Commenting on the President's remarks, a BDP elder and Councillor Ketumile Kaboyamodimo said there was no tribal discrimination in Botswana. "The matter is only that some people have an inferiority complex," he said. The councillor said that nobody should tamper with chieftainship, as it was a special institution.
He blasted the complaint against tribal imbalances in the Constitution as sectarian, "only coming from the other side of Dibete Cordon fence". He recalled that people from the north had tabled similar motions in parliament as far back as 1969. He claimed to have seen an office notice in Botswana's second urban center, Francistown, claiming that there was no job in the country's principal languages, Setswana and English, but in Ikalanga there was a note disclosing that a vacancy existed. It was this that fascinated the audience most.
For his part, Kgosi Oarabile Kalaben said that the Southern tribal groupings were at peace with themselves and the rest of the nation. They were happily living under the authority of their paramount chiefs, he said.
Kalaben claimed that those regions of North East, Chobe, Ghanzi and Kgalagadi represented in the House of Chiefs by elected members, had great difficulty designating their own paramount chiefs. North East alone, for instance had ten sub chiefs of equal status, he told the audience. Kalaben said that people from those regions must sort out their problems without troubling the rest of the nation.

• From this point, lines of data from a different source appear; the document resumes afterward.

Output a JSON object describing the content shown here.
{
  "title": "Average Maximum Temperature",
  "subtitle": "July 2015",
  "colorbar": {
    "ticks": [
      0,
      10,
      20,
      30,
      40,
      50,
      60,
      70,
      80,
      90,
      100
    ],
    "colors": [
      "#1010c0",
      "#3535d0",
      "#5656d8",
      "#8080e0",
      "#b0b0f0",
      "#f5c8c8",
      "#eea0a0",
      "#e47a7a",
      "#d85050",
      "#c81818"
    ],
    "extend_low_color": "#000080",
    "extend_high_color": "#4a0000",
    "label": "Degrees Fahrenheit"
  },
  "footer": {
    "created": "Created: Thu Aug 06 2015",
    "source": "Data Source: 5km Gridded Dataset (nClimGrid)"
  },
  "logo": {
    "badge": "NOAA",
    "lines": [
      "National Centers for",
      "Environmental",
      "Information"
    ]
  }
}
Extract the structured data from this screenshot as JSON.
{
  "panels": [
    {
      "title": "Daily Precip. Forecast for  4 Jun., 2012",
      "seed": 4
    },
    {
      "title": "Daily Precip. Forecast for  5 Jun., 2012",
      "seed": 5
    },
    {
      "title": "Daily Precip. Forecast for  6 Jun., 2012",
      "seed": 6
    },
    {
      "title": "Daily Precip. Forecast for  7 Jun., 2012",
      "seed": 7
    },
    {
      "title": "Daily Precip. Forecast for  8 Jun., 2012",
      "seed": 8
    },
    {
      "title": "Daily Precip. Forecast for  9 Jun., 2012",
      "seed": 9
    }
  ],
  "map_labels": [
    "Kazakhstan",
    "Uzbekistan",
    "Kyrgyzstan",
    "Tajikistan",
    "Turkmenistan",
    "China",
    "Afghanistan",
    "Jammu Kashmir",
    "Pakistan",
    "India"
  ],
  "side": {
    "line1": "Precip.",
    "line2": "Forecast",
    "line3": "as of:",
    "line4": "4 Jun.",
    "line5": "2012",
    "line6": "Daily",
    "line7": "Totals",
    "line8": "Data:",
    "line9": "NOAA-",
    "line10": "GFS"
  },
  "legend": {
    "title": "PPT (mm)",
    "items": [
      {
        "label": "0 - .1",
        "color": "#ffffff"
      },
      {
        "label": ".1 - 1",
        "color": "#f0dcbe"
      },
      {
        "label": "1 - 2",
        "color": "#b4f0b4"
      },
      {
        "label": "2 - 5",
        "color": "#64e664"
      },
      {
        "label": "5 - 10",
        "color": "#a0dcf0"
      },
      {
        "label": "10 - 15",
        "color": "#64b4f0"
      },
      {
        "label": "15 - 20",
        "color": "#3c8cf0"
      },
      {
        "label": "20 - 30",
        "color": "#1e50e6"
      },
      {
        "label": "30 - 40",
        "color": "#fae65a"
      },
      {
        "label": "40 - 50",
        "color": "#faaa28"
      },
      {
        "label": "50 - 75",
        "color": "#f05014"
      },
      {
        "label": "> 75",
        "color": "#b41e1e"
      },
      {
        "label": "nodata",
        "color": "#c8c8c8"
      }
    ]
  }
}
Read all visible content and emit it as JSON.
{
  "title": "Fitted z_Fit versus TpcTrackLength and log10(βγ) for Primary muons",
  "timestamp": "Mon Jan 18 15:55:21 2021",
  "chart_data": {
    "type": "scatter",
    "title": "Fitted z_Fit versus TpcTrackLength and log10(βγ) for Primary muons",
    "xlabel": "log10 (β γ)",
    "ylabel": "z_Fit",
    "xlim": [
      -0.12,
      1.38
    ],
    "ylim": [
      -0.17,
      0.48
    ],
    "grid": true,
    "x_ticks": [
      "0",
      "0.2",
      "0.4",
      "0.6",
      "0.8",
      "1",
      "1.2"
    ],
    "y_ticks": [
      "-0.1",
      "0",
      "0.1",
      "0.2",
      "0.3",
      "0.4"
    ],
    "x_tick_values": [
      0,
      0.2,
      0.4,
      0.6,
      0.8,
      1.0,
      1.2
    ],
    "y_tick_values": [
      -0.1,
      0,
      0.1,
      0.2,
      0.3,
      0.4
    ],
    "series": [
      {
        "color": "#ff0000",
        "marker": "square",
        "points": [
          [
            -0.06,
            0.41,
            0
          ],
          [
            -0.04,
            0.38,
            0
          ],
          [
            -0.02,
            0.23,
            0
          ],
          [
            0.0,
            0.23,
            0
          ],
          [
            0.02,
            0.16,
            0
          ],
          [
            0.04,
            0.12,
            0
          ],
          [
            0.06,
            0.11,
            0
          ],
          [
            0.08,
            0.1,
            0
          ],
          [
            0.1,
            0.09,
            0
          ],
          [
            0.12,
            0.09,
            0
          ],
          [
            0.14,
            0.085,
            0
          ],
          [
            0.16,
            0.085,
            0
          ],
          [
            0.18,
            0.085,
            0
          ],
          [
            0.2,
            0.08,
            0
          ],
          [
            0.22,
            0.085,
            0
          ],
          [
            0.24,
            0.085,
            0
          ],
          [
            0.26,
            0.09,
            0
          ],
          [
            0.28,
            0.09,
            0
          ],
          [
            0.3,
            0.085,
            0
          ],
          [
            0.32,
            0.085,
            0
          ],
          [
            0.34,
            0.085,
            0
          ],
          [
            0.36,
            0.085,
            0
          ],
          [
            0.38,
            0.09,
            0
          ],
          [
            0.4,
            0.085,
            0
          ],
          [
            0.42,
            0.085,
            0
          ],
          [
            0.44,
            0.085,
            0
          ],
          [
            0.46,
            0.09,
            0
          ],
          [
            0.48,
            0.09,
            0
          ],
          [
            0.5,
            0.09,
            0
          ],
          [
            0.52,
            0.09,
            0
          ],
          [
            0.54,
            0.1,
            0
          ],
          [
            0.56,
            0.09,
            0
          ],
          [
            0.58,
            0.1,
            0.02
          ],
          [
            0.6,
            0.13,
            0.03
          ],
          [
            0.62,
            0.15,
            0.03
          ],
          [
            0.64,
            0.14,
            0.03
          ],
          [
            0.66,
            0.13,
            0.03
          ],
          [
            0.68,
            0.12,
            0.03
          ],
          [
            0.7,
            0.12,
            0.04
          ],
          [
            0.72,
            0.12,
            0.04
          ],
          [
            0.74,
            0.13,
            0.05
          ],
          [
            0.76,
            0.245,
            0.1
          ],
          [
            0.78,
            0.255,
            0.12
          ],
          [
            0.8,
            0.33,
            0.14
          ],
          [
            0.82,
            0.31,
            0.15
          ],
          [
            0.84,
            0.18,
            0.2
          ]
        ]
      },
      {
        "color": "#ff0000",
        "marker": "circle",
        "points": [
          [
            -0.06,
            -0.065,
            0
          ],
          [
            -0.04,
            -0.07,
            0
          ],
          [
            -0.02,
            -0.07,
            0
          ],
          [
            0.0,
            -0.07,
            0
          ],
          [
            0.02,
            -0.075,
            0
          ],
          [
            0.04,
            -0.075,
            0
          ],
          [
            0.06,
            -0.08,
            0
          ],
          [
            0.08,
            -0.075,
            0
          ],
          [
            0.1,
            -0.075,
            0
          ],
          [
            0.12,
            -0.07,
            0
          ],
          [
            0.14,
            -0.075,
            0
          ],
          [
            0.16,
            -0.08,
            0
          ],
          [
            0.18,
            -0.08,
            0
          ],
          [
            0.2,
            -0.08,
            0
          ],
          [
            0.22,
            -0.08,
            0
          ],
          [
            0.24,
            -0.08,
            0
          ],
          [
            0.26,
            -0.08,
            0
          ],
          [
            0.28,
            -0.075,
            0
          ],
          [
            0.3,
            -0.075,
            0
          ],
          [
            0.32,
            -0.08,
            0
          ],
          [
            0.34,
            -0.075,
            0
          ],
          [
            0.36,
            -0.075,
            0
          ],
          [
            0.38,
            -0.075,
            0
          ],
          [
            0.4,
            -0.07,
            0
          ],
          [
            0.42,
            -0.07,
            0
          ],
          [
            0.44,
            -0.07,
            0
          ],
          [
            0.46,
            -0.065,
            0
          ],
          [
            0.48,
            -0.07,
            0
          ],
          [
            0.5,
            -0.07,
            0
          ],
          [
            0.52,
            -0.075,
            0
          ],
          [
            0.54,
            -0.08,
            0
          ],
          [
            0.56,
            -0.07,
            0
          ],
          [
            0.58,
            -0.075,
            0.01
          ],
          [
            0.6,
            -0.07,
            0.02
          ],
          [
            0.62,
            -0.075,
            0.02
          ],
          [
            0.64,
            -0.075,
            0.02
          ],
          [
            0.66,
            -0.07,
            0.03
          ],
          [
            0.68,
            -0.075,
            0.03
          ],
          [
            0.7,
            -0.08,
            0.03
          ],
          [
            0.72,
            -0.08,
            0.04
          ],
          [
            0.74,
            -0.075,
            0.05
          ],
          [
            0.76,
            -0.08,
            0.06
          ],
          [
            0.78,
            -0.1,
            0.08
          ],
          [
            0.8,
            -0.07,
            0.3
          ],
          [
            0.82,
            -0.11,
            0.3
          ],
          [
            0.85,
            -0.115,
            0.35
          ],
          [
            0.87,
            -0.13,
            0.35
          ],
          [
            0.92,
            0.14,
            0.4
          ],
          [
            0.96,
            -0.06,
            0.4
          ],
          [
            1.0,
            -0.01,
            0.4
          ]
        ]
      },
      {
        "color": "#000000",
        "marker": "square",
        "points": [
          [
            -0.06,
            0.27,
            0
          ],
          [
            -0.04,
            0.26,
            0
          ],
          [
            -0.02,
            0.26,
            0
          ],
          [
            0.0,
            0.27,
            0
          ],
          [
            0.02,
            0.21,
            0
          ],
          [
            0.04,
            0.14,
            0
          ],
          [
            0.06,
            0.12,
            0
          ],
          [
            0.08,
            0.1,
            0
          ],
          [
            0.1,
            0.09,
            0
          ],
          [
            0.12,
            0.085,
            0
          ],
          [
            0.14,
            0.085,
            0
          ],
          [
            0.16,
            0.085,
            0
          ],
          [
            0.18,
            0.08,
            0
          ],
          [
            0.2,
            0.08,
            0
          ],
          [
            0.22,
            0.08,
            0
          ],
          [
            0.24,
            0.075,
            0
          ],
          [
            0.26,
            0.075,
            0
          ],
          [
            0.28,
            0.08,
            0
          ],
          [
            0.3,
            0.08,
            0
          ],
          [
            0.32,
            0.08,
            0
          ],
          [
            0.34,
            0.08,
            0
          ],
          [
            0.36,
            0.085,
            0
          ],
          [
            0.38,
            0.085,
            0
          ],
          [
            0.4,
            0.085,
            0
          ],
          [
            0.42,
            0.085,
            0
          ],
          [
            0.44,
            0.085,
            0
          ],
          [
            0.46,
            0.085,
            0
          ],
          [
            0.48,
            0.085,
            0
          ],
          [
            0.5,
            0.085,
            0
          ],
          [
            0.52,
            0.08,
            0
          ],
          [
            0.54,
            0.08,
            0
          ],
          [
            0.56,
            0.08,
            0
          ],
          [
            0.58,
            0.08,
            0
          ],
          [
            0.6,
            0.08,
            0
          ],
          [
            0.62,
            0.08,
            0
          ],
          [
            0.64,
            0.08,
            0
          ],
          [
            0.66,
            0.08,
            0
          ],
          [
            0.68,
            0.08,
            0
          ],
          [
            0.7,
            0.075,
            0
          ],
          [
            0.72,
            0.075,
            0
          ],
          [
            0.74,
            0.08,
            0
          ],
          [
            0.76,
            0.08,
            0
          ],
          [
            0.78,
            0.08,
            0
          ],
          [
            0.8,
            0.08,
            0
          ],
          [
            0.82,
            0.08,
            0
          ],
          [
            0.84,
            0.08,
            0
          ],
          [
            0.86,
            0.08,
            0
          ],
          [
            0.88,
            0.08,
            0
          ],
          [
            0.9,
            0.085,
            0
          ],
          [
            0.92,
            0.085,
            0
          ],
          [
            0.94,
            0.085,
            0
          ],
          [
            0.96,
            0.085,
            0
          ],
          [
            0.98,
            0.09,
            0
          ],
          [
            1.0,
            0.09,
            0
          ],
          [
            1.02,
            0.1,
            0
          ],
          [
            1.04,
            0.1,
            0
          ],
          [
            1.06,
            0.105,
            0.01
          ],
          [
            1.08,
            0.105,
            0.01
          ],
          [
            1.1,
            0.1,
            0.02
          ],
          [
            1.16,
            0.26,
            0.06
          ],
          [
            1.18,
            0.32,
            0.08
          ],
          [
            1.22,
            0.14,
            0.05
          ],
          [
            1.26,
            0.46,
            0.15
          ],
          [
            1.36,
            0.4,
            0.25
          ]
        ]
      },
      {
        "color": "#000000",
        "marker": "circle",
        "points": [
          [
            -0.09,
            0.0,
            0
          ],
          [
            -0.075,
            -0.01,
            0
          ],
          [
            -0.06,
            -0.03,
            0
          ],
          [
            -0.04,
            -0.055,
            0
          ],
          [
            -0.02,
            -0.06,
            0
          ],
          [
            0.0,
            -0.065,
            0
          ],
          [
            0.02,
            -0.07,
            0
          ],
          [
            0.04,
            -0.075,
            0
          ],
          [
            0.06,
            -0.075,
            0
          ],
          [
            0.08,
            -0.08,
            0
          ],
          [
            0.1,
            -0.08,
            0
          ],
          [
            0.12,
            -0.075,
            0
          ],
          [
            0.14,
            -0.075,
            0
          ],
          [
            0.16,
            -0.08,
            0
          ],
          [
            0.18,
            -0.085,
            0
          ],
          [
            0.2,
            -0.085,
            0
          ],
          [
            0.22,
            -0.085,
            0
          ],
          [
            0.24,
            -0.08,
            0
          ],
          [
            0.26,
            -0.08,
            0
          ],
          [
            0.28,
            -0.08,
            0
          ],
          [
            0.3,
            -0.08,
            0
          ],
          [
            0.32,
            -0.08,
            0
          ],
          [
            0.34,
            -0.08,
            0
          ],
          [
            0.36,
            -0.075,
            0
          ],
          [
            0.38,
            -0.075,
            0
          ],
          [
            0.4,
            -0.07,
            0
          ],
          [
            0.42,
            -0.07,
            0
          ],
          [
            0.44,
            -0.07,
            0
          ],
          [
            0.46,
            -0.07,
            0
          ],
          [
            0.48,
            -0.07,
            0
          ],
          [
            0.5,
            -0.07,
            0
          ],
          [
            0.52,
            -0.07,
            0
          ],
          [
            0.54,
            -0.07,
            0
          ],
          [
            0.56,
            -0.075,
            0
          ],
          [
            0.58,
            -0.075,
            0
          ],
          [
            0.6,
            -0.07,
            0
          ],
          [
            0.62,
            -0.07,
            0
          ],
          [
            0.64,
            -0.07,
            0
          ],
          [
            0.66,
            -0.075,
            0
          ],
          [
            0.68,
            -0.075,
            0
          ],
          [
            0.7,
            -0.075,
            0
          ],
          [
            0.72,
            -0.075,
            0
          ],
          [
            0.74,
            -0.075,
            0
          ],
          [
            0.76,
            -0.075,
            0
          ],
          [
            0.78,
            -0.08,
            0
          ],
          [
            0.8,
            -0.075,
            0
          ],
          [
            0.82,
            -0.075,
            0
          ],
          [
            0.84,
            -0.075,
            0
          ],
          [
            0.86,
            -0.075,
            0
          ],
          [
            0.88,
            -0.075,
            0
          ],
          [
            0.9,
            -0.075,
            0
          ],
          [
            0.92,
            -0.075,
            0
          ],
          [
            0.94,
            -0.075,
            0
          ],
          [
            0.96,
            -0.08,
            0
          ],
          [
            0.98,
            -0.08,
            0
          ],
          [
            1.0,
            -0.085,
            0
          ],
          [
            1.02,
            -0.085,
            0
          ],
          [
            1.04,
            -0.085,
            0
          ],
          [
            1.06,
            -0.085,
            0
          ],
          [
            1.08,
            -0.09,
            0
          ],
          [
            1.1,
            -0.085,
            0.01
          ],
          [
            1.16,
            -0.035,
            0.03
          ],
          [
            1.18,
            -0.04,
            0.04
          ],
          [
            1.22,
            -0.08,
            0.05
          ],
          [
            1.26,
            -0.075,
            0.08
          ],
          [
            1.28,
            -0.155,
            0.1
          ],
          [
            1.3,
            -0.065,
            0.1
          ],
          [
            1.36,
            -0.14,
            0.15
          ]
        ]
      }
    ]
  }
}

Another speaker, James Motsatsing also said the issue of ethnic imbalance in the constitution was only a problem for the northern people. Meanwhle, Batlokwa will gather at their kgotla - a traditional Batswana discussion forum - this morning (Saturday), to discuss the White Paper. According to Deputy Chief Michael Gaborone, they will also discuss the leopard skin ceremony that will formally confer paramount chief status on Kgosi Moshibidu Gaborone.